7 de novembro de 2017 - 15h29

O que é próprio da educação – a democracia – não pode ser cerceado

   

No dia 1º de novembro, os dirigentes do Sinproeste participaram da primeira etapa regional da Conape (Conferência Nacional Popular de Educação). A etapa estadual acontecerá em março de 2018, em Florianópolis, e a nacional, em abril do ano que vem, em Belo Horizonte. O diretor do Sinproeste, professor Sergio Scheffer, foi eleito delegado para a etapa estadual.

O auditório da UFFS (Universidade Federal Fronteira Sul), onde a etapa regional de Chapecó ocorreu, ficou lotado. O público foi composto de professores, estudantes, pais, mães, representantes de entidades sindicais e populares, todos dedicados ao debate sobre a implementação dos Planos Nacional, Estadual e Municipal de Educação. O evento contou com participantes de aproximadamente 50 municípios da região.

Em Santa Catarina, a Conape está sendo coordenada pelo Fórum Estadual de Educação. Haverá 12 conferências regionais preparatórias à conferência Estadual, que acontecerá no dia 10 de março de 2018 em Florianópolis, onde participam delegados eleitos das Conferências Regionais. Chapecó elegeu 58 delegados(as) representantes de pais, professores, estudantes e movimentos sociais.

Debate
Em Chapecó, o encontro objetivou promover o debate, o monitoramento e a avaliação do cumprimento das Metas e Estratégias do PNE. Inicialmente, houve a conferência “Implementar os Planos de Educação é defender uma educação pública de qualidade social, gratuita, laica e emancipadora”, com a mestre em educação e professora da UFFS, Aurélia Lopes Gomes.

Ela fez um panorama histórico dos planos de educação, os Conaes (Conferências Nacionais de Educação) e a criação do Fórum Nacional de Educação. “O governo publicou portarias retirando a representatividade das entidades na Conae. Então as entidades criam o Conape. Hoje vamos discutir o documento base, formado por oito eixos. Aqui discutiremos dois deles”, explicou a professora.

O Conape de Chapecó discutiu o eixo 3 e o eixo 8. O eixo 3, “Planos decenais, SNE e gestão democrática: participação popular e controle social”, foi abordado pelo doutor em educação e professor do programa de Mestrado da Unochapecó, Elcio Cecchetti.

Antes de falar em democracia, o professor lembrou que nossa sociedade foi formada principalmente por instituições conservadoras, dentro das quais ele inseriu a escola. Apresentou um panorama de como os grupos conservadores buscam, atualmente, continuar no controle de espaços que foram se tornando democráticos.

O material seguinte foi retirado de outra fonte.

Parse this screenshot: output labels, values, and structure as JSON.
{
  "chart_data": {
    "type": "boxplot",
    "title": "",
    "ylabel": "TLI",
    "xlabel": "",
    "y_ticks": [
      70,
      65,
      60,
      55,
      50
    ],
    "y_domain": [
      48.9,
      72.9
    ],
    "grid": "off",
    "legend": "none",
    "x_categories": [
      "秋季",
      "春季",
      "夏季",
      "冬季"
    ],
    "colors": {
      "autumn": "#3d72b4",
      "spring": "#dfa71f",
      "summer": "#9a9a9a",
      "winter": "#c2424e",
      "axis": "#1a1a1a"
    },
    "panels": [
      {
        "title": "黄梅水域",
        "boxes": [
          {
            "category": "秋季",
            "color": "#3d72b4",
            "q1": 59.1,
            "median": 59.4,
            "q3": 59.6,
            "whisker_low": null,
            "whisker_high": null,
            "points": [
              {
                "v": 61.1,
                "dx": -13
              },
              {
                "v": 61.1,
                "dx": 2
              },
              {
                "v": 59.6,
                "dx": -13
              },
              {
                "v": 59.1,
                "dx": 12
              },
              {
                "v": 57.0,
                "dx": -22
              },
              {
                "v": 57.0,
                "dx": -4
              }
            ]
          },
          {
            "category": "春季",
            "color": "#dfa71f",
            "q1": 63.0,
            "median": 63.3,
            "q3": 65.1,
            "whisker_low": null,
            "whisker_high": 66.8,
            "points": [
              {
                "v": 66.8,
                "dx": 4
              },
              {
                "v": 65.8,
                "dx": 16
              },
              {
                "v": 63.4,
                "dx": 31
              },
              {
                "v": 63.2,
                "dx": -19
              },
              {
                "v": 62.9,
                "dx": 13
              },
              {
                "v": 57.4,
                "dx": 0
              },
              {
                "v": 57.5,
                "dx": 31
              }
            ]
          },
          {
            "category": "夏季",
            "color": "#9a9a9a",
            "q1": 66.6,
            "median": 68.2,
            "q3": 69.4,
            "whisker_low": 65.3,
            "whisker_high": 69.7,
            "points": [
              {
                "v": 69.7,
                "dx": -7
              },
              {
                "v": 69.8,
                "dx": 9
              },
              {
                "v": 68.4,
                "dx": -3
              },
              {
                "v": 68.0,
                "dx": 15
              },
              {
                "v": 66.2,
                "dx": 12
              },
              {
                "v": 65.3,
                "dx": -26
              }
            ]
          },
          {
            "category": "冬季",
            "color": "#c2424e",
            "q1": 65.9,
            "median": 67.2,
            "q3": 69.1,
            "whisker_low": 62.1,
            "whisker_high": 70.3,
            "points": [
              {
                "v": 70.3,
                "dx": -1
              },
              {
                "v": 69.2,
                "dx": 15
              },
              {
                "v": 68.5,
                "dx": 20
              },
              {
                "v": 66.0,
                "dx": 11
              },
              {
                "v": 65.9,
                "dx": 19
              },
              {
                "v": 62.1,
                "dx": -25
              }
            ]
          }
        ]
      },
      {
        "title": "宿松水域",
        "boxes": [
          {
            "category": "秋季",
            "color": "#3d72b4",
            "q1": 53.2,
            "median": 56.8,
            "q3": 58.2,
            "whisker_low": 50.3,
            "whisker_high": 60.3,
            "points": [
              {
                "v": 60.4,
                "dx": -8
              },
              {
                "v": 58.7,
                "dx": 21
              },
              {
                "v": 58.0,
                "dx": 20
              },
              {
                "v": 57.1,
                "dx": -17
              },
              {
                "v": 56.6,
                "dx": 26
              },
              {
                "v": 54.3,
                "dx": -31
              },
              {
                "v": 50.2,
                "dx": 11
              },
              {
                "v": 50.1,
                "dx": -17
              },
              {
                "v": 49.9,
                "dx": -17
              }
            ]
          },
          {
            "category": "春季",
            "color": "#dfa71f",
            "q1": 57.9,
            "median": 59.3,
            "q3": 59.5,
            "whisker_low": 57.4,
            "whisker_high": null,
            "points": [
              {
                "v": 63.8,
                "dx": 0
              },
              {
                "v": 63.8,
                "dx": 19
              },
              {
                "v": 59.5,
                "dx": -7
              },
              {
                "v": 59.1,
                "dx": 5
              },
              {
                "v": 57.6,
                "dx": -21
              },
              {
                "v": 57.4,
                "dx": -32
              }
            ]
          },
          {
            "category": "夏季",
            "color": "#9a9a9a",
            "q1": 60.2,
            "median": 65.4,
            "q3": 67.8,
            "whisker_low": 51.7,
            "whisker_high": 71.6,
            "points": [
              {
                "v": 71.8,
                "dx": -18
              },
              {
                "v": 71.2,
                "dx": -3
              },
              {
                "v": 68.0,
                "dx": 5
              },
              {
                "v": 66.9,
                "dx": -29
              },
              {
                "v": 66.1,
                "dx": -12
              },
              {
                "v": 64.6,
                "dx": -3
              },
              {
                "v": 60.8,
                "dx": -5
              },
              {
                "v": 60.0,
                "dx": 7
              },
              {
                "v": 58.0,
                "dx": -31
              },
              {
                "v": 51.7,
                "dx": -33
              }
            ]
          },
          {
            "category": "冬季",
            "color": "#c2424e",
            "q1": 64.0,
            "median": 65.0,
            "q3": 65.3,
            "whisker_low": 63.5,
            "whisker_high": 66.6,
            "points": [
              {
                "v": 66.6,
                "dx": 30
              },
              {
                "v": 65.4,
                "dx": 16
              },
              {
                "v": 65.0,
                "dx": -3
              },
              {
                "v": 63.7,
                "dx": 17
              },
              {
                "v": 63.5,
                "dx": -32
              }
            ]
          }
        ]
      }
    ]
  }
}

“Existe, atrelado a esses movimentos, um patrulhamento dos ambientes escolares”, avalia. “A lógica autoritária vai ganhando espaço e invadindo terrenos como se fosse natural. O que é próprio da educação não pode ser cerceado dessa maneira. Temos que defender o que é natural da educação: a democracia”, alertou Cecchetti. “Pensar gestão democrática é defender a escola democrática como espaço de transformação de sujeitos”, acrescentou.

O eixo 8, “Planos decenais, SNE e financiamento da educação: gestão, transparência e controle social”, foi apresentado pelo mestre em educação e presidente da Confetam (Confederação dos Trabalhadores no Serviço Público Municipal), Lizeu Mazzione. Ele apresentou um histórico da educação, metas de escolarização e financiamento do setor nos diversos governos brasileiros, desde a constituição da República.

“Para discutir financiamento de políticas públicas precisamos também discutir impostos. A melhor maneira de acabar com políticas públicas é acabar com os impostos”, expôs ele. Atualmente, a aplicação de recursos em educação é de 18% para a União; 25% para os Estados e 25% para os municípios. Entretanto, a Emenda 95, que congela os investimentos públicos por 20 anos, altera a aplicação de recursos.

Após a apresentação dos painéis, os participantes foram divididos em grupos de estudo para avaliar e sugerir alterações aos dois eixos apresentados. Essas complementações serão levadas à etapa estadual.

Ameaça à democracia
De forma geral, as lideranças presentes na Conape avaliaram que as medidas do atual governo ameaçam o futuro da educação pública, laica, gratuita e universal. Ameaçam, portanto, o futuro da democracia e do desenvolvimento do Brasil.

Os participantes da Conape denunciam que as principais metas do PNE não estão sendo implementadas, como é o caso da ampliação do investimento do PIB em educação (que deveria atingir 7% em 2019 e 10% em 2024), a aprovação do Sistema Nacional de Educação, a universalização da pré-escola e do ensino médio, a implementação do Custo Aluno Qualidade no financiamento e na qualidade do ensino, o concurso público e a estabilidade para 90% dos professores, a elevação da remuneração dos professores à média das outras profissões com graduação.